Les choses semblent aller de mal en pis pour le leader de Pastef. Après son emprisonnement pour un paquet de charges dont : appel à l’insurrection, association de malfaiteurs, atteinte à la sûreté de l’État, complot contre l’autorité de l’État etc., Ousmane Sonko vient de subir les conséquences de son procès contre Adji Sarr. Le leader de Pastef qui a été jugé par contumace et condamné à deux ans de prison ferme, est retiré des listes électorales. C’est à travers un courrier daté de mardi dernier, 219 septembre 2023, que l’huissier a dû se résoudre à déposer à la sous-préfecture de Dakar, après plusieurs tentatives de dépôt chez Sonko et à la prison, que l’administration le lui a notifié.
C’est peut-être le moment pour les partisans de Ousmane Sonko de se chercher un plan B, s’ils veulent vraiment participer à la présidentielle de février 2024. Son emprisonnement encore moins la dissolution du parti Pastef n’ont eu le pouvoir de leur faire changer de cap.

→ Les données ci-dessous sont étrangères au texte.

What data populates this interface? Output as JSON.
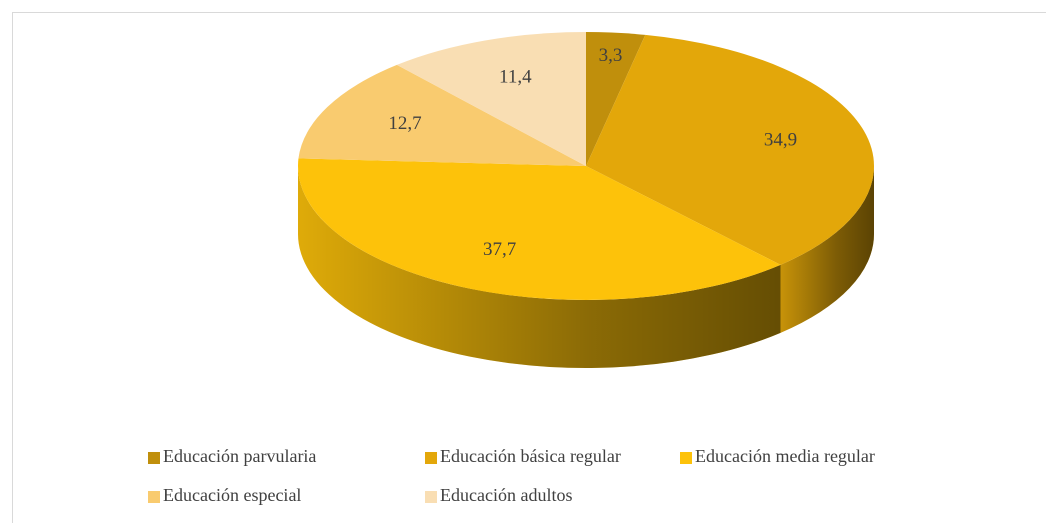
{
  "chart_data": {
    "type": "pie3d",
    "categories": [
      "Educación parvularia",
      "Educación básica regular",
      "Educación media regular",
      "Educación especial",
      "Educación adultos"
    ],
    "values": [
      3.3,
      34.9,
      37.7,
      12.7,
      11.4
    ],
    "value_labels": [
      "3,3",
      "34,9",
      "37,7",
      "12,7",
      "11,4"
    ],
    "colors": [
      "#c08f0c",
      "#e3a70a",
      "#fdc20a",
      "#f9cb6f",
      "#f9deb3"
    ],
    "legend": "bottom"
  }
}
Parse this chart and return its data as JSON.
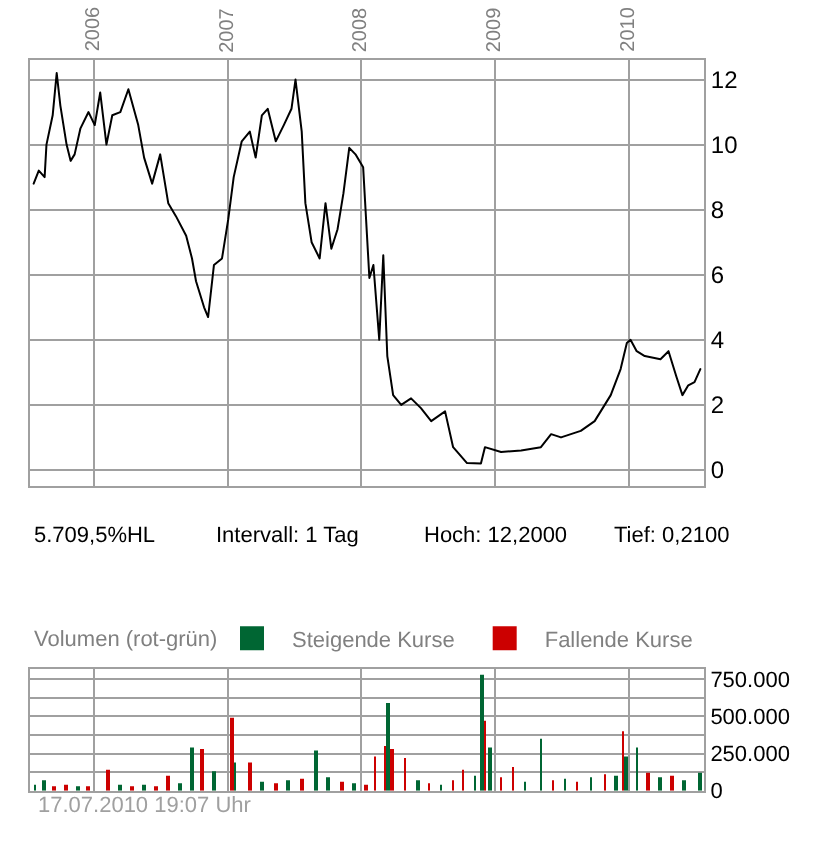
{
  "chart_data": [
    {
      "type": "line",
      "color": "#000000",
      "marker": "none",
      "line_style": "solid",
      "grid": true,
      "x": [
        "2005-07-19",
        "2005-08-02",
        "2005-08-18",
        "2005-08-23",
        "2005-09-09",
        "2005-09-20",
        "2005-09-30",
        "2005-10-17",
        "2005-10-28",
        "2005-11-08",
        "2005-11-24",
        "2005-12-16",
        "2006-01-02",
        "2006-01-17",
        "2006-02-03",
        "2006-02-19",
        "2006-03-13",
        "2006-04-04",
        "2006-05-01",
        "2006-05-17",
        "2006-06-08",
        "2006-06-30",
        "2006-07-22",
        "2006-08-12",
        "2006-09-09",
        "2006-09-25",
        "2006-10-06",
        "2006-10-28",
        "2006-11-08",
        "2006-11-24",
        "2006-12-16",
        "2007-01-02",
        "2007-01-17",
        "2007-02-08",
        "2007-03-02",
        "2007-03-18",
        "2007-04-04",
        "2007-04-20",
        "2007-05-12",
        "2007-06-03",
        "2007-06-24",
        "2007-07-05",
        "2007-07-22",
        "2007-08-01",
        "2007-08-18",
        "2007-09-09",
        "2007-09-25",
        "2007-10-11",
        "2007-10-28",
        "2007-11-13",
        "2007-11-29",
        "2007-12-16",
        "2008-01-06",
        "2008-01-23",
        "2008-02-03",
        "2008-02-19",
        "2008-03-01",
        "2008-03-12",
        "2008-03-28",
        "2008-04-19",
        "2008-05-16",
        "2008-06-12",
        "2008-07-10",
        "2008-08-17",
        "2008-09-08",
        "2008-10-16",
        "2008-11-23",
        "2008-12-04",
        "2009-01-17",
        "2009-03-13",
        "2009-05-06",
        "2009-06-03",
        "2009-06-30",
        "2009-08-23",
        "2009-09-30",
        "2009-11-13",
        "2009-12-10",
        "2009-12-27",
        "2010-01-06",
        "2010-01-23",
        "2010-02-14",
        "2010-03-29",
        "2010-04-20",
        "2010-05-12",
        "2010-05-28",
        "2010-06-13",
        "2010-06-30",
        "2010-07-16"
      ],
      "values": [
        8.8,
        9.2,
        9.0,
        10.0,
        10.9,
        12.2,
        11.2,
        10.0,
        9.5,
        9.7,
        10.5,
        11.0,
        10.6,
        11.6,
        10.0,
        10.9,
        11.0,
        11.7,
        10.6,
        9.6,
        8.8,
        9.7,
        8.2,
        7.8,
        7.2,
        6.5,
        5.8,
        5.0,
        4.7,
        6.3,
        6.5,
        7.7,
        9.0,
        10.1,
        10.4,
        9.6,
        10.9,
        11.1,
        10.1,
        10.6,
        11.1,
        12.0,
        10.4,
        8.2,
        7.0,
        6.5,
        8.2,
        6.8,
        7.4,
        8.5,
        9.9,
        9.7,
        9.3,
        5.9,
        6.3,
        4.0,
        6.6,
        3.5,
        2.3,
        2.0,
        2.2,
        1.9,
        1.5,
        1.8,
        0.7,
        0.21,
        0.2,
        0.7,
        0.55,
        0.6,
        0.7,
        1.1,
        1.0,
        1.2,
        1.5,
        2.3,
        3.1,
        3.9,
        4.0,
        3.65,
        3.5,
        3.4,
        3.65,
        2.85,
        2.3,
        2.6,
        2.7,
        3.1
      ],
      "xlim": [
        "2005-07-09",
        "2010-07-26"
      ],
      "ylim": [
        -0.5,
        12.6
      ],
      "xticks": [
        {
          "value": "2006-01-01",
          "label": "2006"
        },
        {
          "value": "2007-01-01",
          "label": "2007"
        },
        {
          "value": "2008-01-01",
          "label": "2008"
        },
        {
          "value": "2009-01-01",
          "label": "2009"
        },
        {
          "value": "2010-01-01",
          "label": "2010"
        }
      ],
      "yticks": [
        0,
        2,
        4,
        6,
        8,
        10,
        12
      ],
      "annotations": [
        "5.709,5%HL",
        "Intervall: 1 Tag",
        "Hoch: 12,2000",
        "Tief: 0,2100"
      ]
    },
    {
      "type": "bar",
      "title": "Volumen (rot-grün)",
      "grid": true,
      "legend": "top right",
      "tick_labels": "y",
      "x": [
        "2005-07-22",
        "2005-08-18",
        "2005-09-14",
        "2005-10-17",
        "2005-11-18",
        "2005-12-16",
        "2006-02-08",
        "2006-03-13",
        "2006-04-15",
        "2006-05-17",
        "2006-06-19",
        "2006-07-22",
        "2006-08-23",
        "2006-09-25",
        "2006-10-22",
        "2006-11-24",
        "2007-01-12",
        "2007-01-20",
        "2007-03-02",
        "2007-04-04",
        "2007-05-12",
        "2007-06-13",
        "2007-07-22",
        "2007-08-29",
        "2007-09-30",
        "2007-11-08",
        "2007-12-10",
        "2008-01-12",
        "2008-02-08",
        "2008-03-06",
        "2008-03-13",
        "2008-03-23",
        "2008-04-30",
        "2008-06-02",
        "2008-07-04",
        "2008-08-06",
        "2008-09-08",
        "2008-10-05",
        "2008-11-07",
        "2008-11-27",
        "2008-12-04",
        "2008-12-16",
        "2009-01-17",
        "2009-02-19",
        "2009-03-24",
        "2009-05-06",
        "2009-06-08",
        "2009-07-11",
        "2009-08-12",
        "2009-09-20",
        "2009-10-28",
        "2009-11-29",
        "2009-12-17",
        "2009-12-23",
        "2010-01-24",
        "2010-02-24",
        "2010-03-29",
        "2010-05-01",
        "2010-06-03",
        "2010-07-16"
      ],
      "series": [
        {
          "name": "Steigende Kurse",
          "color": "#006633",
          "values": [
            40000,
            70000,
            null,
            null,
            30000,
            null,
            null,
            40000,
            null,
            40000,
            null,
            null,
            50000,
            290000,
            null,
            130000,
            null,
            190000,
            null,
            60000,
            null,
            70000,
            null,
            270000,
            90000,
            null,
            50000,
            null,
            null,
            null,
            590000,
            null,
            null,
            70000,
            null,
            40000,
            null,
            null,
            100000,
            780000,
            null,
            290000,
            null,
            null,
            60000,
            350000,
            null,
            80000,
            null,
            90000,
            null,
            100000,
            null,
            230000,
            290000,
            null,
            90000,
            null,
            70000,
            120000
          ]
        },
        {
          "name": "Fallende Kurse",
          "color": "#cc0000",
          "values": [
            null,
            null,
            30000,
            40000,
            null,
            30000,
            140000,
            null,
            30000,
            null,
            30000,
            100000,
            null,
            null,
            280000,
            null,
            490000,
            null,
            190000,
            null,
            50000,
            null,
            80000,
            null,
            null,
            60000,
            null,
            40000,
            230000,
            300000,
            null,
            280000,
            220000,
            null,
            50000,
            null,
            70000,
            140000,
            null,
            null,
            470000,
            null,
            90000,
            160000,
            null,
            null,
            70000,
            null,
            60000,
            null,
            110000,
            null,
            400000,
            null,
            null,
            120000,
            null,
            100000,
            null,
            null
          ]
        }
      ],
      "xlim": [
        "2005-07-09",
        "2010-07-26"
      ],
      "ylim": [
        0,
        820000
      ],
      "xticks": [
        {
          "value": "2006-01-01",
          "label": null
        },
        {
          "value": "2007-01-01",
          "label": null
        },
        {
          "value": "2008-01-01",
          "label": null
        },
        {
          "value": "2009-01-01",
          "label": null
        },
        {
          "value": "2010-01-01",
          "label": null
        }
      ],
      "yticks": [
        0,
        {
          "value": 125000,
          "label": null
        },
        {
          "value": 250000,
          "label": "250.000"
        },
        {
          "value": 375000,
          "label": null
        },
        {
          "value": 500000,
          "label": "500.000"
        },
        {
          "value": 625000,
          "label": null
        },
        {
          "value": 750000,
          "label": "750.000"
        }
      ],
      "annotations": [
        "17.07.2010 19:07 Uhr"
      ]
    }
  ]
}
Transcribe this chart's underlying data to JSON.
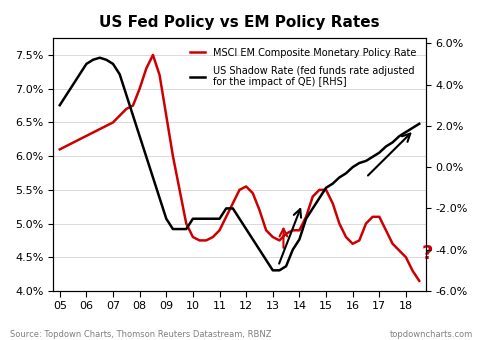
{
  "title": "US Fed Policy vs EM Policy Rates",
  "source": "Source: Topdown Charts, Thomson Reuters Datastream, RBNZ",
  "website": "topdowncharts.com",
  "left_ylim": [
    4.0,
    7.75
  ],
  "right_ylim": [
    -6.0,
    6.25
  ],
  "left_yticks": [
    4.0,
    4.5,
    5.0,
    5.5,
    6.0,
    6.5,
    7.0,
    7.5
  ],
  "right_yticks": [
    -6.0,
    -4.0,
    -2.0,
    0.0,
    2.0,
    4.0,
    6.0
  ],
  "xticks": [
    2005,
    2006,
    2007,
    2008,
    2009,
    2010,
    2011,
    2012,
    2013,
    2014,
    2015,
    2016,
    2017,
    2018
  ],
  "xticklabels": [
    "05",
    "06",
    "07",
    "08",
    "09",
    "10",
    "11",
    "12",
    "13",
    "14",
    "15",
    "16",
    "17",
    "18"
  ],
  "em_color": "#cc0000",
  "us_color": "#000000",
  "legend_em": "MSCI EM Composite Monetary Policy Rate",
  "legend_us": "US Shadow Rate (fed funds rate adjusted\nfor the impact of QE) [RHS]",
  "em_x": [
    2005.0,
    2005.25,
    2005.5,
    2005.75,
    2006.0,
    2006.25,
    2006.5,
    2006.75,
    2007.0,
    2007.25,
    2007.5,
    2007.75,
    2008.0,
    2008.25,
    2008.5,
    2008.75,
    2009.0,
    2009.25,
    2009.5,
    2009.75,
    2010.0,
    2010.25,
    2010.5,
    2010.75,
    2011.0,
    2011.25,
    2011.5,
    2011.75,
    2012.0,
    2012.25,
    2012.5,
    2012.75,
    2013.0,
    2013.25,
    2013.5,
    2013.75,
    2014.0,
    2014.25,
    2014.5,
    2014.75,
    2015.0,
    2015.25,
    2015.5,
    2015.75,
    2016.0,
    2016.25,
    2016.5,
    2016.75,
    2017.0,
    2017.25,
    2017.5,
    2017.75,
    2018.0,
    2018.25,
    2018.5
  ],
  "em_y": [
    6.1,
    6.15,
    6.2,
    6.25,
    6.3,
    6.35,
    6.4,
    6.45,
    6.5,
    6.6,
    6.7,
    6.75,
    7.0,
    7.3,
    7.5,
    7.2,
    6.6,
    6.0,
    5.5,
    5.0,
    4.8,
    4.75,
    4.75,
    4.8,
    4.9,
    5.1,
    5.3,
    5.5,
    5.55,
    5.45,
    5.2,
    4.9,
    4.8,
    4.75,
    4.85,
    4.9,
    4.9,
    5.1,
    5.4,
    5.5,
    5.5,
    5.3,
    5.0,
    4.8,
    4.7,
    4.75,
    5.0,
    5.1,
    5.1,
    4.9,
    4.7,
    4.6,
    4.5,
    4.3,
    4.15
  ],
  "us_x": [
    2005.0,
    2005.25,
    2005.5,
    2005.75,
    2006.0,
    2006.25,
    2006.5,
    2006.75,
    2007.0,
    2007.25,
    2007.5,
    2007.75,
    2008.0,
    2008.25,
    2008.5,
    2008.75,
    2009.0,
    2009.25,
    2009.5,
    2009.75,
    2010.0,
    2010.25,
    2010.5,
    2010.75,
    2011.0,
    2011.25,
    2011.5,
    2011.75,
    2012.0,
    2012.25,
    2012.5,
    2012.75,
    2013.0,
    2013.25,
    2013.5,
    2013.75,
    2014.0,
    2014.25,
    2014.5,
    2014.75,
    2015.0,
    2015.25,
    2015.5,
    2015.75,
    2016.0,
    2016.25,
    2016.5,
    2016.75,
    2017.0,
    2017.25,
    2017.5,
    2017.75,
    2018.0,
    2018.25,
    2018.5
  ],
  "us_y": [
    3.0,
    3.5,
    4.0,
    4.5,
    5.0,
    5.2,
    5.3,
    5.2,
    5.0,
    4.5,
    3.5,
    2.5,
    1.5,
    0.5,
    -0.5,
    -1.5,
    -2.5,
    -3.0,
    -3.0,
    -3.0,
    -2.5,
    -2.5,
    -2.5,
    -2.5,
    -2.5,
    -2.0,
    -2.0,
    -2.5,
    -3.0,
    -3.5,
    -4.0,
    -4.5,
    -5.0,
    -5.0,
    -4.8,
    -4.0,
    -3.5,
    -2.5,
    -2.0,
    -1.5,
    -1.0,
    -0.8,
    -0.5,
    -0.3,
    0.0,
    0.2,
    0.3,
    0.5,
    0.7,
    1.0,
    1.2,
    1.5,
    1.7,
    1.9,
    2.1
  ]
}
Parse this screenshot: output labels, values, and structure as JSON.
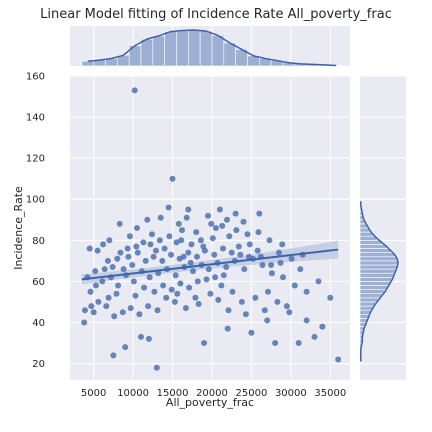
{
  "colors": {
    "background": "#eaeaf2",
    "grid": "#ffffff",
    "point": "#4c72b0",
    "line": "#3b63a8",
    "band": "#b8c4dd",
    "hist_bar": "#9db0d4"
  },
  "chart_data": {
    "type": "scatter",
    "title": "Linear Model fitting of Incidence Rate All_poverty_frac",
    "xlabel": "All_poverty_frac",
    "ylabel": "Incidence_Rate",
    "xlim": [
      2000,
      37500
    ],
    "ylim": [
      12,
      160
    ],
    "xticks": [
      5000,
      10000,
      15000,
      20000,
      25000,
      30000,
      35000
    ],
    "yticks": [
      20,
      40,
      60,
      80,
      100,
      120,
      140,
      160
    ],
    "grid": true,
    "regression": {
      "x": [
        3500,
        36000
      ],
      "y": [
        61,
        75.5
      ]
    },
    "marginal_x_hist": {
      "bin_edges": [
        3500,
        5000,
        6500,
        8000,
        9500,
        11000,
        12500,
        14000,
        15500,
        17000,
        18500,
        20000,
        21500,
        23000,
        24500,
        26000,
        27500,
        29000,
        30500,
        32000,
        33500,
        35000,
        36500
      ],
      "counts": [
        9,
        11,
        14,
        20,
        38,
        50,
        56,
        64,
        66,
        67,
        65,
        57,
        43,
        31,
        19,
        14,
        10,
        6,
        4,
        3,
        2,
        1
      ]
    },
    "marginal_y_hist": {
      "bin_edges": [
        20,
        22,
        24,
        26,
        28,
        30,
        32,
        34,
        36,
        38,
        40,
        42,
        44,
        46,
        48,
        50,
        52,
        54,
        56,
        58,
        60,
        62,
        64,
        66,
        68,
        70,
        72,
        74,
        76,
        78,
        80,
        82,
        84,
        86,
        88,
        90,
        92,
        94,
        96,
        98,
        100
      ],
      "counts": [
        1,
        1,
        1,
        1,
        2,
        3,
        3,
        4,
        5,
        7,
        9,
        11,
        13,
        16,
        19,
        23,
        27,
        31,
        34,
        37,
        40,
        42,
        44,
        46,
        47,
        46,
        43,
        38,
        33,
        27,
        21,
        16,
        12,
        9,
        6,
        4,
        3,
        2,
        1,
        1
      ]
    },
    "points": [
      [
        10200,
        153
      ],
      [
        15000,
        110
      ],
      [
        36000,
        22
      ],
      [
        13000,
        18
      ],
      [
        7500,
        24
      ],
      [
        31000,
        30
      ],
      [
        34000,
        38
      ],
      [
        3800,
        40
      ],
      [
        33000,
        33
      ],
      [
        28000,
        30
      ],
      [
        25000,
        35
      ],
      [
        9000,
        28
      ],
      [
        11000,
        33
      ],
      [
        12000,
        32
      ],
      [
        19000,
        30
      ],
      [
        22000,
        37
      ],
      [
        5000,
        45
      ],
      [
        27000,
        41
      ],
      [
        29500,
        48
      ],
      [
        32000,
        41
      ],
      [
        26000,
        93
      ],
      [
        23000,
        93
      ],
      [
        17000,
        95
      ],
      [
        21000,
        95
      ],
      [
        14500,
        96
      ],
      [
        15800,
        88
      ],
      [
        16800,
        91
      ],
      [
        19500,
        92
      ],
      [
        10500,
        86
      ],
      [
        8300,
        88
      ],
      [
        24000,
        89
      ],
      [
        20500,
        86
      ],
      [
        21300,
        87
      ],
      [
        13500,
        91
      ],
      [
        11800,
        90
      ],
      [
        16200,
        85
      ],
      [
        18000,
        84
      ],
      [
        12400,
        83
      ],
      [
        9600,
        82
      ],
      [
        7000,
        80
      ],
      [
        6200,
        78
      ],
      [
        5500,
        75
      ],
      [
        4500,
        76
      ],
      [
        6800,
        70
      ],
      [
        8000,
        71
      ],
      [
        12900,
        75
      ],
      [
        14000,
        76
      ],
      [
        15500,
        79
      ],
      [
        18600,
        80
      ],
      [
        20100,
        81
      ],
      [
        22200,
        82
      ],
      [
        23400,
        77
      ],
      [
        24800,
        78
      ],
      [
        26200,
        72
      ],
      [
        27500,
        68
      ],
      [
        28500,
        74
      ],
      [
        29000,
        62
      ],
      [
        30500,
        58
      ],
      [
        32000,
        55
      ],
      [
        33500,
        60
      ],
      [
        35000,
        52
      ],
      [
        31200,
        66
      ],
      [
        27100,
        55
      ],
      [
        25500,
        52
      ],
      [
        23800,
        50
      ],
      [
        22600,
        55
      ],
      [
        21200,
        58
      ],
      [
        19800,
        54
      ],
      [
        18300,
        49
      ],
      [
        16700,
        47
      ],
      [
        15300,
        50
      ],
      [
        14200,
        52
      ],
      [
        13100,
        46
      ],
      [
        11900,
        48
      ],
      [
        10800,
        44
      ],
      [
        9700,
        47
      ],
      [
        8700,
        45
      ],
      [
        7600,
        43
      ],
      [
        6600,
        48
      ],
      [
        5600,
        50
      ],
      [
        4600,
        55
      ],
      [
        4200,
        62
      ],
      [
        5200,
        65
      ],
      [
        6100,
        60
      ],
      [
        7200,
        62
      ],
      [
        8100,
        58
      ],
      [
        9100,
        63
      ],
      [
        10100,
        60
      ],
      [
        11100,
        65
      ],
      [
        12100,
        62
      ],
      [
        13200,
        64
      ],
      [
        14300,
        66
      ],
      [
        15400,
        63
      ],
      [
        16500,
        67
      ],
      [
        17600,
        65
      ],
      [
        18700,
        68
      ],
      [
        19600,
        66
      ],
      [
        20700,
        69
      ],
      [
        21800,
        67
      ],
      [
        22900,
        70
      ],
      [
        24100,
        66
      ],
      [
        25200,
        71
      ],
      [
        26400,
        68
      ],
      [
        27600,
        64
      ],
      [
        28700,
        69
      ],
      [
        30100,
        71
      ],
      [
        31500,
        73
      ],
      [
        9400,
        72
      ],
      [
        10600,
        74
      ],
      [
        11600,
        70
      ],
      [
        12600,
        72
      ],
      [
        13700,
        70
      ],
      [
        14800,
        73
      ],
      [
        15900,
        71
      ],
      [
        17000,
        74
      ],
      [
        18100,
        72
      ],
      [
        19100,
        75
      ],
      [
        20300,
        73
      ],
      [
        21400,
        76
      ],
      [
        22500,
        74
      ],
      [
        23600,
        73
      ],
      [
        24700,
        72
      ],
      [
        25800,
        75
      ],
      [
        8800,
        66
      ],
      [
        9900,
        68
      ],
      [
        11400,
        57
      ],
      [
        12700,
        55
      ],
      [
        13800,
        58
      ],
      [
        14900,
        56
      ],
      [
        16000,
        59
      ],
      [
        17100,
        57
      ],
      [
        18200,
        60
      ],
      [
        19300,
        61
      ],
      [
        20400,
        62
      ],
      [
        21500,
        63
      ],
      [
        17400,
        78
      ],
      [
        16100,
        80
      ],
      [
        14600,
        82
      ],
      [
        13400,
        80
      ],
      [
        12200,
        78
      ],
      [
        11300,
        79
      ],
      [
        10400,
        77
      ],
      [
        9300,
        76
      ],
      [
        8400,
        74
      ],
      [
        7400,
        67
      ],
      [
        6400,
        66
      ],
      [
        5300,
        58
      ],
      [
        4700,
        48
      ],
      [
        3900,
        46
      ],
      [
        6900,
        52
      ],
      [
        7900,
        54
      ],
      [
        10300,
        53
      ],
      [
        15600,
        54
      ],
      [
        17900,
        52
      ],
      [
        20800,
        51
      ],
      [
        22100,
        46
      ],
      [
        24300,
        44
      ],
      [
        26700,
        46
      ],
      [
        28300,
        50
      ],
      [
        29800,
        45
      ],
      [
        16400,
        72
      ],
      [
        17300,
        69
      ],
      [
        18900,
        77
      ],
      [
        19900,
        88
      ],
      [
        21900,
        90
      ],
      [
        23100,
        85
      ],
      [
        24500,
        83
      ],
      [
        25900,
        84
      ],
      [
        27300,
        80
      ],
      [
        28900,
        78
      ]
    ]
  }
}
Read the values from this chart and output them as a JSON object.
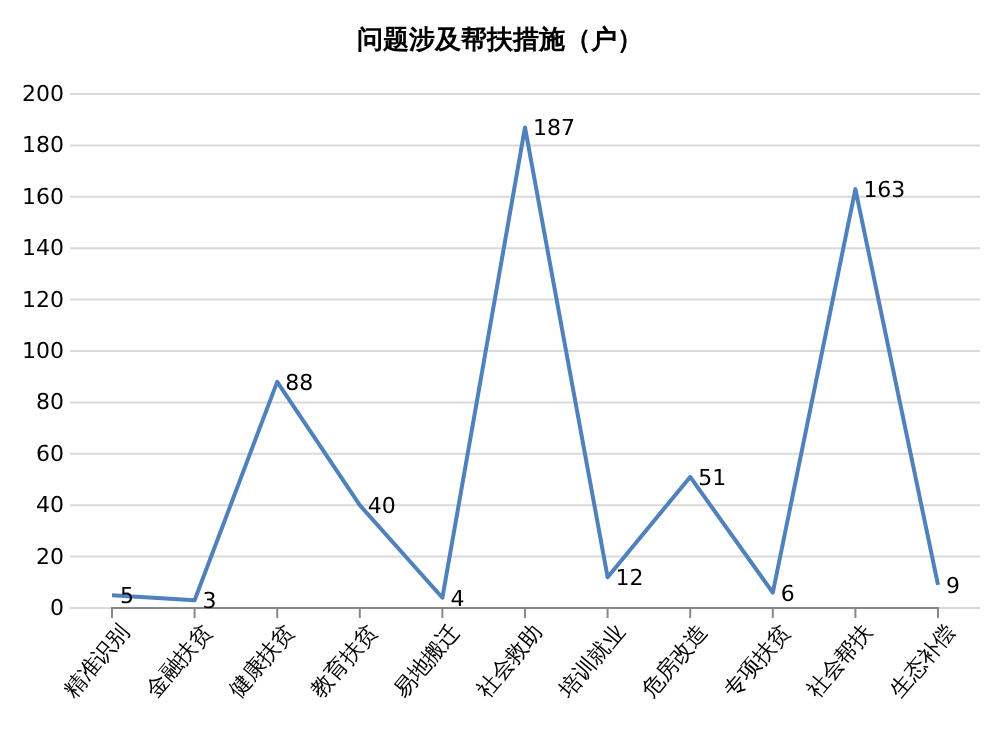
{
  "chart_data": {
    "type": "line",
    "title": "问题涉及帮扶措施（户）",
    "categories": [
      "精准识别",
      "金融扶贫",
      "健康扶贫",
      "教育扶贫",
      "易地搬迁",
      "社会救助",
      "培训就业",
      "危房改造",
      "专项扶贫",
      "社会帮扶",
      "生态补偿"
    ],
    "series": [
      {
        "color": "#4f81bd",
        "values": [
          5,
          3,
          88,
          40,
          4,
          187,
          12,
          51,
          6,
          163,
          9
        ]
      }
    ],
    "ylim": [
      0,
      200
    ],
    "yticks": [
      0,
      20,
      40,
      60,
      80,
      100,
      120,
      140,
      160,
      180,
      200
    ],
    "grid": "y",
    "data_labels": true,
    "marker": "none",
    "line_style": "solid"
  }
}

Ils ont continué à clamer haut et fort qu’il reste leur seul et unique candidat pour l’élection présidentielle. Malheureusement pour eux, le leader de l’ex-parti Pastef n’est plus éligible. «Par la présente, l'Administration vous informe, monsieur Ousmane Sonko, né le 15/07/1974 à Thiès, de votre retrait des listes électorales, suite à votre condamnation par contumace par la Chambre criminelle du Tribunal de Grande Instance Hors Classe de Dakar à deux (02) ans de prison ferme», lit-on sur l’acte de notification de son retrait des listes électorales.
Alors qu’il a été arrêté et acheminé en prison le 28 juillet 2023, sur ordre du procureur pour appel à l’insurrection, association de malfaiteurs, atteinte à la sûreté de l’État, complot contre l’autorité de l’État, entre autres charges, la peine de son procès contre Adji Sarr vient ainsi s’abattre tel un couperet sur le leader de l’ex parti Pastef et ses partisans.
Le parcours du combattant de l’huissier
L’huissier chargé de remettre la lettre au requis a fait un véritable parcours de combattant avant de trouver un récepteur pour la lettre de notification. En effet, Maitre Adama Dia n’a pas pu mettre la main sur Ousmane Sonko interné actuellement à l’hôpital Principal pour des soins suite à sa grève de la faim ; et personne a son domicile n’a voulu prendre la lettre. Il s’est rendu en premier lieu à la cité Keur Gorgui, au domicile de Ousmane Sonko, mais selon nos informations, le gardien trouvé sur les lieux l’a renvoyé au Pavillon spécial de l’hôpital Principal. Ce, sur instruction du chef de protocole, l’ancien employé de la société Dakar Dem Dikk, Djiby Guèye Ndiaye.
L’huissier de justice quitte alors la Cité Keur Gorgui pour se rendre à l’hôpital Principal. Mais là aussi, il est éconduit. En effet, selon nos informations, le lieutenant de garde pénitentiaire qu’il a trouvé sur les lieux lui a refusé l’accès à Ousmane Sonko. La raison : l’huissier de justice ne disposait d’aucune autorisation du greffe de la prison de Sebikotane pour lui permettre d’entrer dans la salle où le maire de Ziguinchor est interné.
De guerre lasse, Maitre Adama Dia, révèlent nos sources, retourne au domicile de Ousmane Sonko à la cité Keur Gorgui. Cette fois-ci, il trouve le chef du protocole en personne. Djiby Guèye Ndiaye, informent nos sources, joint au téléphone l’avocat qui coordonne le pool de défenseurs du leader de l’ex-Pastef. Après avoir raccroché, il lui indique que Me Bamba Cissé lui a demandé d’aller lui déposer l’acte le lendemain à 13 heures. Mais pour des raisons que nos sources ne dévoilent pas, n’ayant pu remettre l’acte, Maitre Adama Dia l’a déposé à la sous-préfecture de Dakar-Plateau».
Désormais, c’est entre la sous-préfecture de Dakar-Plateau dirigée par Djiby Diallo et Ousmane Sonko.